"In a paper published today in the journal Nature, astrophysicists nailed down a superluminous supernova's true source: radiation beamed out from a city-sized, freshly formed, highly magnetized, fast-spinning ball of neutrons—a so-called magnetar. Besides solving the puzzle of superluminous supernovae, this also marks the first time scientists have witnessed a magnetar's birth."
"When such a star was some 10 to 25 times the mass of our sun, that remnant is usually a neutron star. These are the weirdest chunks of matter in the cosmos—a teaspoon of their material weighs as much as Mount Everest—making neutron stars the sites of some of the most extreme physics out there."

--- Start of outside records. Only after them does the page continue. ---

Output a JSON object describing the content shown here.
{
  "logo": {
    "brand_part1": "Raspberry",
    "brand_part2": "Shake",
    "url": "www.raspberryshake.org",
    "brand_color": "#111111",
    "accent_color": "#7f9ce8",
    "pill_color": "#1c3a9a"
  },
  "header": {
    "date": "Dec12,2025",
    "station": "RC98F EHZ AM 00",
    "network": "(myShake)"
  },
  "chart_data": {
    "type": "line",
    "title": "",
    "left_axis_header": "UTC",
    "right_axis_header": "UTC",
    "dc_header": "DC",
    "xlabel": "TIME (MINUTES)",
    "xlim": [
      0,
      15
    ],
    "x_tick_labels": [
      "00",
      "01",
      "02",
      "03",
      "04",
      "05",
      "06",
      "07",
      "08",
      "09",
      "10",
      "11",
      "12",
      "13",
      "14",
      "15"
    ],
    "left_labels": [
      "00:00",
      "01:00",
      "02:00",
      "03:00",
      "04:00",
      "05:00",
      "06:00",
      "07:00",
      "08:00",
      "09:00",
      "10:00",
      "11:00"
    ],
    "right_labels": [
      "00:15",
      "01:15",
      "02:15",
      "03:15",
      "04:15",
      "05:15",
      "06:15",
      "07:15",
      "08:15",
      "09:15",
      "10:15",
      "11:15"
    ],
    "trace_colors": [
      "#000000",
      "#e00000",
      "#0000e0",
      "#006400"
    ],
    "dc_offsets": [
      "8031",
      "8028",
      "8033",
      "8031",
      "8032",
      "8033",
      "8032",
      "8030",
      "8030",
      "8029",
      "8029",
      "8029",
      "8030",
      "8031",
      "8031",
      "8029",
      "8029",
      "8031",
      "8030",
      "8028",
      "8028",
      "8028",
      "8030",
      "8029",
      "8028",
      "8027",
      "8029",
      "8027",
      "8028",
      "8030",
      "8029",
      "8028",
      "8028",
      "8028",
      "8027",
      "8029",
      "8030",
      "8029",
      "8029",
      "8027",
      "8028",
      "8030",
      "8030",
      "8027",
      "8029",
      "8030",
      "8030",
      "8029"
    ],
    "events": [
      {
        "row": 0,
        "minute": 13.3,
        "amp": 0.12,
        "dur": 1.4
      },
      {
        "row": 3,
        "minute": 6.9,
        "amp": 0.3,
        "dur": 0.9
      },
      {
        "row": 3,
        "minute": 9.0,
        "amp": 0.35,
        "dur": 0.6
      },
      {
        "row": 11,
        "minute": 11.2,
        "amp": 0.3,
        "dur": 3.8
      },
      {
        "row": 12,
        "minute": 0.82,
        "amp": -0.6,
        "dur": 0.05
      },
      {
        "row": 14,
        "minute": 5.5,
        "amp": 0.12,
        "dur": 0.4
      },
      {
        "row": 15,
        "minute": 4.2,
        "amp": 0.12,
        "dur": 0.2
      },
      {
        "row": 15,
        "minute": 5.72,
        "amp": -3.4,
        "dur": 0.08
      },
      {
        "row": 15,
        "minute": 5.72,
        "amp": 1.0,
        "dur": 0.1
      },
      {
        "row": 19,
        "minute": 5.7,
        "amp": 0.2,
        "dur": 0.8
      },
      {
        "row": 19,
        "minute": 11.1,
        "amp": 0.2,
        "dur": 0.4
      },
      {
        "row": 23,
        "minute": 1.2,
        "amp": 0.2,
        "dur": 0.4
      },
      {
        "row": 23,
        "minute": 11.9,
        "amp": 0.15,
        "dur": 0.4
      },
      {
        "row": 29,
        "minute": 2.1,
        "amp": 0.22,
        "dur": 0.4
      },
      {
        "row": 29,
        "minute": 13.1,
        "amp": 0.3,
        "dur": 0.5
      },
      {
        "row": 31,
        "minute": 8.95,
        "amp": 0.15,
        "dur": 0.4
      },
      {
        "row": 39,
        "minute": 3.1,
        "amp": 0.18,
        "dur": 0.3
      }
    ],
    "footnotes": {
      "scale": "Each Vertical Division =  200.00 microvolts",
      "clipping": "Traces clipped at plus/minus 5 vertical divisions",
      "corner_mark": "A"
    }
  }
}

Superluminous supernovae, discovered in the early 2000s, are dramatically brighter and longer-lasting than normal supernovae, shining more than 10 times brighter. Scientists have now identified the source of these exceptional events: radiation from a magnetar, a city-sized neutron star with extreme magnetic fields and rapid rotation. When massive stars between 10 and 25 times the sun's mass exhaust their fuel, they collapse and explode, leaving behind a neutron star remnant. Under extreme conditions, these neutron stars become magnetars, pulsing out intense beams of radiation. This discovery represents the first witnessed birth of a magnetar and was enabled by unusual predictions from Einstein's general theory of relativity.